Fidanacogene elaparvovec 是一种用于治疗乙型血友病的腺相关病毒(AAV)基因治疗载体,含有高效人凝血因子 IX 变体(FIX-R338L/FIX-Padua)。在一项 1 期-2a 研究中,该药物与持续的凝血因子 IX 活性有关。
我们进行了一项开放标签的 3 期研究,使用 5×10 载体基因组拷贝/千克体重的剂量给予 Fidanacogene elaparvovec。年龄在 18 至 65 岁之间、乙型血友病、凝血因子 IX 水平为 2%或更低的男性,如果他们接受了至少 6 个月的预防性凝血因子 IX 浓缩物治疗,则有资格进行筛选。主要终点是与治疗前引入期相比,用 Fidanacogene elaparvovec 治疗后 12 周到 15 个月的年化出血率(治疗和未治疗的出血事件),用于检验非劣效性。此外,还评估了优效性、其他疗效终点和安全性。

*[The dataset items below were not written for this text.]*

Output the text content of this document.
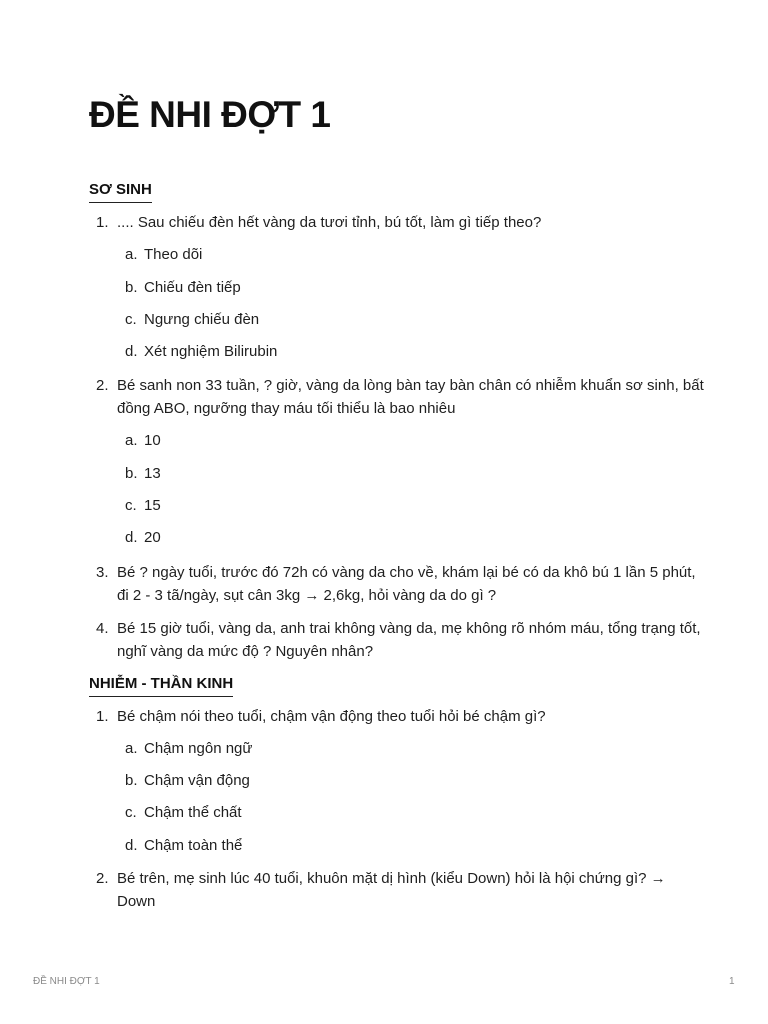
ĐỀ NHI ĐỢT 1
SƠ SINH

1. .... Sau chiếu đèn hết vàng da tươi tỉnh, bú tốt, làm gì tiếp theo?

a. Theo dõi

b. Chiếu đèn tiếp

c. Ngưng chiếu đèn

d. Xét nghiệm Bilirubin

2. Bé sanh non 33 tuần, ? giờ, vàng da lòng bàn tay bàn chân có nhiễm khuẩn sơ sinh, bất đồng ABO, ngưỡng thay máu tối thiểu là bao nhiêu

a. 10

b. 13

c. 15

d. 20

3. Bé ? ngày tuổi, trước đó 72h có vàng da cho về, khám lại bé có da khô bú 1 lần 5 phút, đi 2 - 3 tã/ngày, sụt cân 3kg → 2,6kg, hỏi vàng da do gì ?

4. Bé 15 giờ tuổi, vàng da, anh trai không vàng da, mẹ không rõ nhóm máu, tổng trạng tốt, nghĩ vàng da mức độ ? Nguyên nhân?

NHIỄM - THẦN KINH

1. Bé chậm nói theo tuổi, chậm vận động theo tuổi hỏi bé chậm gì?

a. Chậm ngôn ngữ

b. Chậm vận động

c. Chậm thể chất

d. Chậm toàn thể

2. Bé trên, mẹ sinh lúc 40 tuổi, khuôn mặt dị hình (kiểu Down) hỏi là hội chứng gì? → Down

ĐỀ NHI ĐỢT 1	1
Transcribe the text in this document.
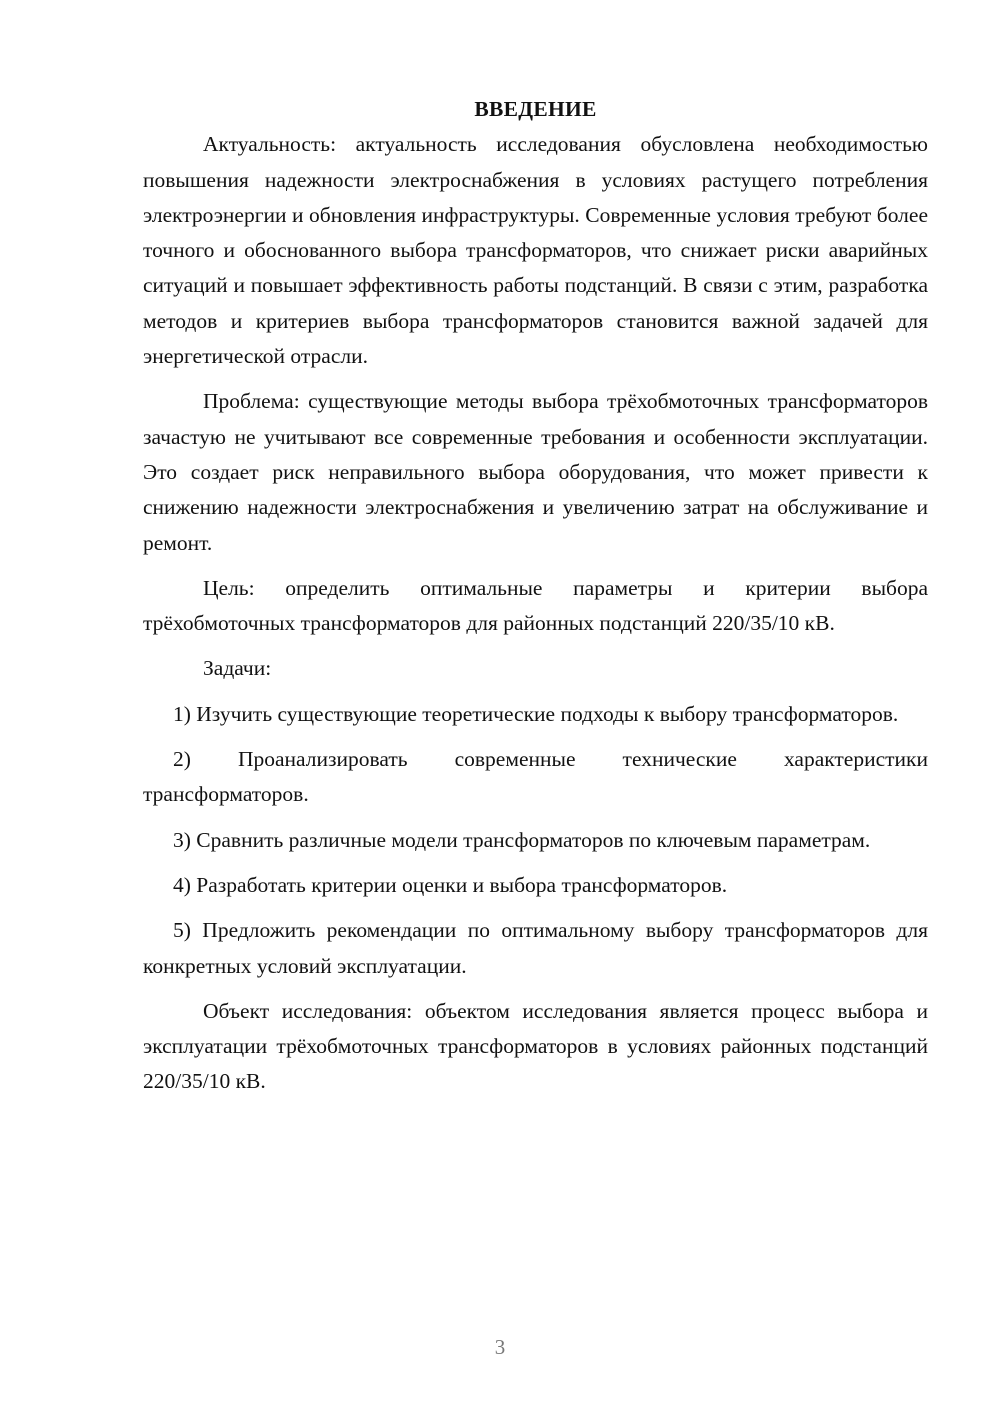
ВВЕДЕНИЕ

Актуальность: актуальность исследования обусловлена необходимостью повышения надежности электроснабжения в условиях растущего потребления электроэнергии и обновления инфраструктуры. Современные условия требуют более точного и обоснованного выбора трансформаторов, что снижает риски аварийных ситуаций и повышает эффективность работы подстанций. В связи с этим, разработка методов и критериев выбора трансформаторов становится важной задачей для энергетической отрасли.

Проблема: существующие методы выбора трёхобмоточных трансформаторов зачастую не учитывают все современные требования и особенности эксплуатации. Это создает риск неправильного выбора оборудования, что может привести к снижению надежности электроснабжения и увеличению затрат на обслуживание и ремонт.

Цель: определить оптимальные параметры и критерии выбора трёхобмоточных трансформаторов для районных подстанций 220/35/10 кВ.

Задачи:

1) Изучить существующие теоретические подходы к выбору трансформаторов.

2) Проанализировать современные технические характеристики трансформаторов.

3) Сравнить различные модели трансформаторов по ключевым параметрам.

4) Разработать критерии оценки и выбора трансформаторов.

5) Предложить рекомендации по оптимальному выбору трансформаторов для конкретных условий эксплуатации.

Объект исследования: объектом исследования является процесс выбора и эксплуатации трёхобмоточных трансформаторов в условиях районных подстанций 220/35/10 кВ.

3
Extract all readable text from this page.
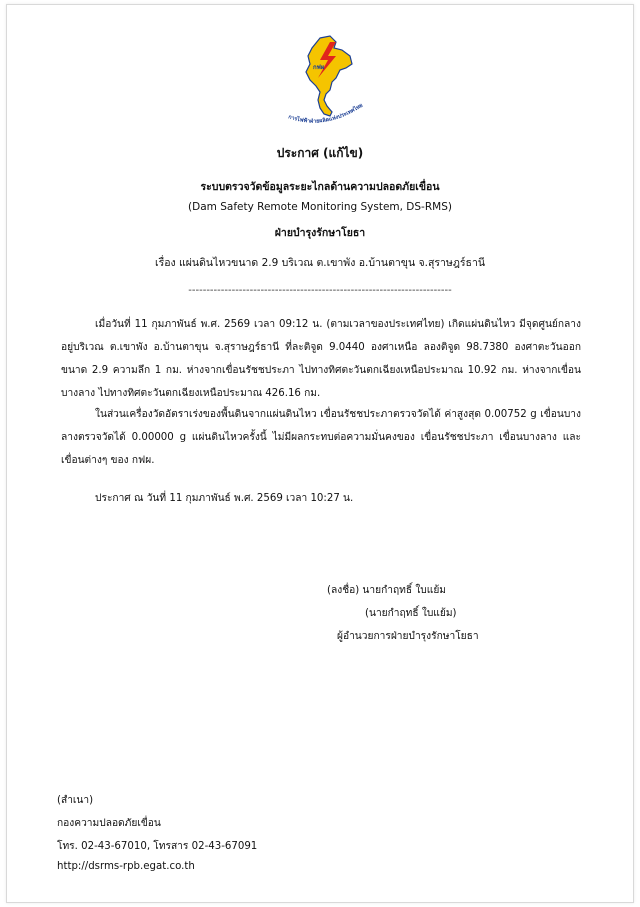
กฟผ
การไฟฟ้าฝ่ายผลิตแห่งประเทศไทย
ประกาศ (แก้ไข)
ระบบตรวจวัดข้อมูลระยะไกลด้านความปลอดภัยเขื่อน
(Dam Safety Remote Monitoring System, DS-RMS)
ฝ่ายบำรุงรักษาโยธา
เรื่อง แผ่นดินไหวขนาด 2.9 บริเวณ ต.เขาพัง อ.บ้านตาขุน จ.สุราษฎร์ธานี
-------------------------------------------------------------------------
เมื่อวันที่ 11 กุมภาพันธ์ พ.ศ. 2569 เวลา 09:12 น. (ตามเวลาของประเทศไทย) เกิดแผ่นดินไหว มีจุดศูนย์กลางอยู่บริเวณ ต.เขาพัง อ.บ้านตาขุน จ.สุราษฎร์ธานี ที่ละติจูด 9.0440 องศาเหนือ ลองติจูด 98.7380 องศาตะวันออก ขนาด 2.9 ความลึก 1 กม. ห่างจากเขื่อนรัชชประภา ไปทางทิศตะวันตกเฉียงเหนือประมาณ 10.92 กม. ห่างจากเขื่อนบางลาง ไปทางทิศตะวันตกเฉียงเหนือประมาณ 426.16 กม.
ในส่วนเครื่องวัดอัตราเร่งของพื้นดินจากแผ่นดินไหว เขื่อนรัชชประภาตรวจวัดได้ ค่าสูงสุด 0.00752 g เขื่อนบางลางตรวจวัดได้ 0.00000 g แผ่นดินไหวครั้งนี้ ไม่มีผลกระทบต่อความมั่นคงของ เขื่อนรัชชประภา เขื่อนบางลาง และเขื่อนต่างๆ ของ กฟผ.
ประกาศ ณ วันที่ 11 กุมภาพันธ์ พ.ศ. 2569 เวลา 10:27 น.
(ลงชื่อ) นายกำฤทธิ์ ใบแย้ม
(นายกำฤทธิ์ ใบแย้ม)
ผู้อำนวยการฝ่ายบำรุงรักษาโยธา
(สำเนา)
กองความปลอดภัยเขื่อน
โทร. 02-43-67010, โทรสาร 02-43-67091
http://dsrms-rpb.egat.co.th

在进行导入研究的 316 名男性中,有 204 名(64.6%)不符合条件;其中 188 名(59.5%)因存在抗 AAV 中和抗体而不合格。在接受 Fidanacogene elaparvovec 治疗的 45 名参与者中,有 44 名至少完成了 15 个月的随访。所有出血事件的年化出血率下降了 71%,从基线时的 4.42(95%置信区间[CI],1.80 至 7.05)降至基因治疗后的 1.28(95%CI,0.57 至 1.98),治疗差异为-3.15 个事件(95%CI,-5.46 至-0.83;P=0.008)。这一结果表明 Fidanacogene elaparvovec 与预防相比具有非劣效性和优效性。在 15 个月时,通过一步法 SynthASil 测定,平均凝血因子 IX 活性为 26.9%(中位数,22.9%;范围,1.9 至 119.0)。共有 28 名参与者(62%)因天冬氨酸转氨酶水平升高或凝血因子 IX 水平下降(或两者兼而有之)而开始在 11 至 123 天之间接受糖皮质激素治疗。未观察到与输注相关的严重不良事件、血栓事件、凝血因子 IX 抑制剂的发展或恶性疾病。
Fidanacogene elaparvovec 优于预防乙型血友病患者的治疗,可减少出血并稳定凝血因子 IX 的表达。(由辉瑞公司资助;BENEGENE-2 ClinicalTrials.gov 编号,NCT03861273)。